今とほとんど変わらない竣工直後の様子(1987年撮影, 東京)
ところで、スパイラルができて少したった頃、まだ学生だった私は大学図書館の書庫で何時間もかけて、建築雑誌のバックナンバーを順番に遡って見たことがありました。気になる建築家の作品を見つけては、ページを繰る手を止めて解説文をじっくり読んでみたのですが、槇文彦設計の代官山ヒルサイドテラス第3期計画が掲載された『新建築』1978年4月号に寄せた、槇文彦自身によるテキスト「遠くから見た「代官山集合住居計画」-代官山の3つの計画を通して-」の「第2期の計画の頃」という部分に、以下の文章を見つけました。
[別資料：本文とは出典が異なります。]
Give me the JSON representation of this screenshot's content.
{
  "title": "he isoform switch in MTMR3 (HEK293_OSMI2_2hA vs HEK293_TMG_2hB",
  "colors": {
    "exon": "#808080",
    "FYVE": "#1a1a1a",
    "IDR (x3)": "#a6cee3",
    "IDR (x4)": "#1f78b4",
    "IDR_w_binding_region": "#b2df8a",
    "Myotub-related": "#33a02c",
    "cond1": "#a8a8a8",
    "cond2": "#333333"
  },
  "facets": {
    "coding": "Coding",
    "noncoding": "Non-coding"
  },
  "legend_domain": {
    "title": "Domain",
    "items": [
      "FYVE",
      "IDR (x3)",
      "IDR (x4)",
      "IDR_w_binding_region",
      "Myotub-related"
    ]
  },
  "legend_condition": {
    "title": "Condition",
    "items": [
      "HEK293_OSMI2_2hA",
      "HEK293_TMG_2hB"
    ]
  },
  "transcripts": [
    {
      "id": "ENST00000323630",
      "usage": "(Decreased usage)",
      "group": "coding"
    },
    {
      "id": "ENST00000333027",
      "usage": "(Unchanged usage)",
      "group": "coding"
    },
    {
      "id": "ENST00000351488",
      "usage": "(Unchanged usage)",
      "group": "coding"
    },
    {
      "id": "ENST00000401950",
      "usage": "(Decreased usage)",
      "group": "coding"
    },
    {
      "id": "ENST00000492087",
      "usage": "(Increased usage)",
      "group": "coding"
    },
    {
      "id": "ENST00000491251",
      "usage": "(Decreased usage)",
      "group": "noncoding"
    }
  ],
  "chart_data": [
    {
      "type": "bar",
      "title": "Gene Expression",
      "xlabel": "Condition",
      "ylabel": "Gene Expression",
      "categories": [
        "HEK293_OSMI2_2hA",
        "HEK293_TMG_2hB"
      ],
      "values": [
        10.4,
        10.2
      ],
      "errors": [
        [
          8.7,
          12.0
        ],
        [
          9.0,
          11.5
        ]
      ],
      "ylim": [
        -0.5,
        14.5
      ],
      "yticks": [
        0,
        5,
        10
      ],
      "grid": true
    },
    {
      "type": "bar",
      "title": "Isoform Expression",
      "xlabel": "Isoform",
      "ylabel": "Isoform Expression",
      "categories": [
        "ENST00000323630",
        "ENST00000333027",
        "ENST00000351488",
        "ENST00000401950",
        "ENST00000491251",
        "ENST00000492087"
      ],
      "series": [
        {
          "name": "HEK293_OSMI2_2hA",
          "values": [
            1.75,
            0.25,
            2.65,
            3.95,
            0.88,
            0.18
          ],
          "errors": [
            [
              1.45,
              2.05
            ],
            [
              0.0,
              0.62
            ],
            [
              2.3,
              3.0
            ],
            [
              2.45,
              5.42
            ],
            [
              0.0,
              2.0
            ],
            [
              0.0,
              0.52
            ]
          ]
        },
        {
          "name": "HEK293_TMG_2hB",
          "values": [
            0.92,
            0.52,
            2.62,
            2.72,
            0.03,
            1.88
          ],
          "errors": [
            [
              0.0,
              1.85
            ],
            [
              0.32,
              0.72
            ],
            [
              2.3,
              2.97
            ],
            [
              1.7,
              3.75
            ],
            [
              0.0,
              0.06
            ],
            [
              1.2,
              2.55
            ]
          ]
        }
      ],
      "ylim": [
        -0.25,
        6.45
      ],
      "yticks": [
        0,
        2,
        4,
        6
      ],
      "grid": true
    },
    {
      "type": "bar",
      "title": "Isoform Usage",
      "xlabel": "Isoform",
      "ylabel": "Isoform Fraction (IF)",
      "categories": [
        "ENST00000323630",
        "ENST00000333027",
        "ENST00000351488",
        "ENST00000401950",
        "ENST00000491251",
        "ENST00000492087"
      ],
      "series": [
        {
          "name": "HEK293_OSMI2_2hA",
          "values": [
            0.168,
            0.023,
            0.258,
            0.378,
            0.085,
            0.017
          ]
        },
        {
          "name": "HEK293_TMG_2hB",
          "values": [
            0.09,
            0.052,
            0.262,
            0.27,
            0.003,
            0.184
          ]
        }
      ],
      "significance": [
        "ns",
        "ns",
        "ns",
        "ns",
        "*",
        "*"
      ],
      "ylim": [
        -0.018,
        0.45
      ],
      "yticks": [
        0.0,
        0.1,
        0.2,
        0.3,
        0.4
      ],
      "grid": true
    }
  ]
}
「ひと昔前のフランスのジャック・タチがつくった “Mon Oncle(ぼくの伯父さん)”という映画の中で、様ざまなかたちで近代建築の風刺がなされているが、タチが扮する主人公が、4階建ての建物のペントハウスに昇って行くのに彼の姿が表れたり、隠れたりするのが現代建築の空間の透過性を揶揄していて面白かった。」
この文章の中で、代官山ヒルサイドテラスの第2期の建築を「ジャック・タチ型」と呼んでいたのです。これを読んだ私は椅子から転げ落ちそうになりました。私自身『ぼくの伯父さん』は大好きな映画でしたから、この文章が発表された9年後に竣工するスパイラルのファサードが、代官山の第2期以上に、この伯父さんの住むバラック風建物を彷彿とさせることに気づいたのです。実際に見比べてみると、外観がそれほど似ているわけではありませんが、非対称のファサードを右下から左上へ、そこからさらに右上へ、と上がるところが、伯父さんの上っていく動きが外から窓越しに見える様子と、そっくりに思えたのです。

「スパイラル」外観(1987年撮影, 東京)

伯父さんはジグザグ状に階段を上りながら、数字の窓やバルコニーで姿を表す
『ぼくの伯父さん』はご存知の方も多いと思いますが、主人公の少年が住む両親の建てた家は「クールな」デザインで、伯父さんの住まいは貧しくも「温かみのある」建物です。監督のジャック・タチは自身が扮する伯父さんの側を人間味あふれる様子で描いているのですが、この映画がつくられたのは1958年で、まだ建築の分野でモダニズム批判が提起される以前でした。
スパイラルに関する槇文彦の著述の中には、この映画に言及したものは見たことがないので、それだけに一層「スパイラルのファサードが非対称のデザインになる過程で、ぼくの伯父さんの家に影響を受けたのではないか」という勝手な推測を、私は信じて疑わないのでした。
(2025年6月22日)
- 下坂浩和(建築家)1965年大阪生まれ。主な設計実績は「稲荷の家」(2014年)、「吉川英治記念館ミュージアムショップ」(2004年)ほか。2024年まで勤務した日建設計で担当した主な建物は「大阪市立東洋陶磁美術館エントランス棟」(2023年)、「W 大阪」(2020年)、「六甲中学校・高等学校本館」(2013年)、「龍谷ミュージアム」(2010年)、「宇治市源氏物語ミュージアム」(1998年)など。